Hi, I am thoroughly enjoying your videos on Number Theory. Thanks for uploading these. I do have a question on your proof in this video where you build the array of p^r numbers. The entries in last but one row do not seem to be correct. E.g. The last but one entry in last column should be (p^(r-1) - 1)*p and not p^(r-1). Likewise, the next entry (first one in last row) should be p*(p^(r-1)-1)+1. While these entries may not have bearing on the final proof, it can lead to confusion while counting the exact number of coprimes. Can you check please? Thank you.

girishab

It's just the elements of 1 to p^k minus elements which are multiples of p. By definition, there are p^(k-1) multiples of p from 1 to p^k because p^k/p=p^(k-1). That means p^k elements minus p^(k-1) elements. Done.

mackenziekelly

Thank you for helping me understand this concept in such a clear proof!

DragonKidPlaysMC

Professor Penn thank you for a solid clarification of Euler Totient Function and it Powerful Powers of Primes.
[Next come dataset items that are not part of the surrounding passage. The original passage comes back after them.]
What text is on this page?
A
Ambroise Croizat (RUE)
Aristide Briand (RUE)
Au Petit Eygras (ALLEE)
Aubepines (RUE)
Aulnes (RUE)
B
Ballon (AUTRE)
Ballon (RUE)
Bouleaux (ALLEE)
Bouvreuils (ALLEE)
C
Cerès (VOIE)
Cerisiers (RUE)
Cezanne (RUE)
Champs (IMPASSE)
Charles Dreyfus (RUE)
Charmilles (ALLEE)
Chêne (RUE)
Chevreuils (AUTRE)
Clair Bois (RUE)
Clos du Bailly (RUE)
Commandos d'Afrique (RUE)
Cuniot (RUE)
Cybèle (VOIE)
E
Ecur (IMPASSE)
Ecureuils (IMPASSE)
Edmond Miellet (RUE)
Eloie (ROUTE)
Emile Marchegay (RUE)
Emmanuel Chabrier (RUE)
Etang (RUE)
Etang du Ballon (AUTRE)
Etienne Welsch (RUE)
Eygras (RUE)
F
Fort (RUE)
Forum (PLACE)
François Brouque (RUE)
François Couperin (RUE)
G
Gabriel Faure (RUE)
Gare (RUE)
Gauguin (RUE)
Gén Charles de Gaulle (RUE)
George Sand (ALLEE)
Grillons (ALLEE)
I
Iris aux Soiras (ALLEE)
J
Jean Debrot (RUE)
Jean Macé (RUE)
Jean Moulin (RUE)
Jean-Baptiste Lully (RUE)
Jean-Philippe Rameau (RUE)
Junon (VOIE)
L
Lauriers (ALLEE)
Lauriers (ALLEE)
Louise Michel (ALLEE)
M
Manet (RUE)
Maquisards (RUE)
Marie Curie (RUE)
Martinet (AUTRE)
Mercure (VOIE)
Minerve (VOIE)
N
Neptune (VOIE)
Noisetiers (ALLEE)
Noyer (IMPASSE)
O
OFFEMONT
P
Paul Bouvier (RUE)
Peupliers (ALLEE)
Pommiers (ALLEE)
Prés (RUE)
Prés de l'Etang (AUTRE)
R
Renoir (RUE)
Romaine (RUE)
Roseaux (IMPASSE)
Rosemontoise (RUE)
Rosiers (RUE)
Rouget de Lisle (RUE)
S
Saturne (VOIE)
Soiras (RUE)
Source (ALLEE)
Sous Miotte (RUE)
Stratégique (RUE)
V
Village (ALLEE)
These lectures are fun.

georgesadler

Although I'm certain the proof you laid out came first, this makes a lot of since from the point of view of group theory. The U-group is isomorphic to the integers mod p^n - p^(n-1) so of course because the U-group has order Euler-phi it will be equal to p^n - p^(n-1)

mmoose

Thanks!
there's a mistake at the lasts rows of the array. the last element of the second-last row should be (p^{r-1} - 1) * p, and that changes the other elements in the rows but it doesn't change the reasoning of the proof.

lienzo

thank you so much!!! it makes my life more easier

abyzzz

If n is even number than how to prove that summation over d/n (d*phi(d))=0

palakratta

Totient? More like woe, it's another wonderful video on number theory from Michael Penn! Thanks again so much for making and posting these.

PunmasterSTP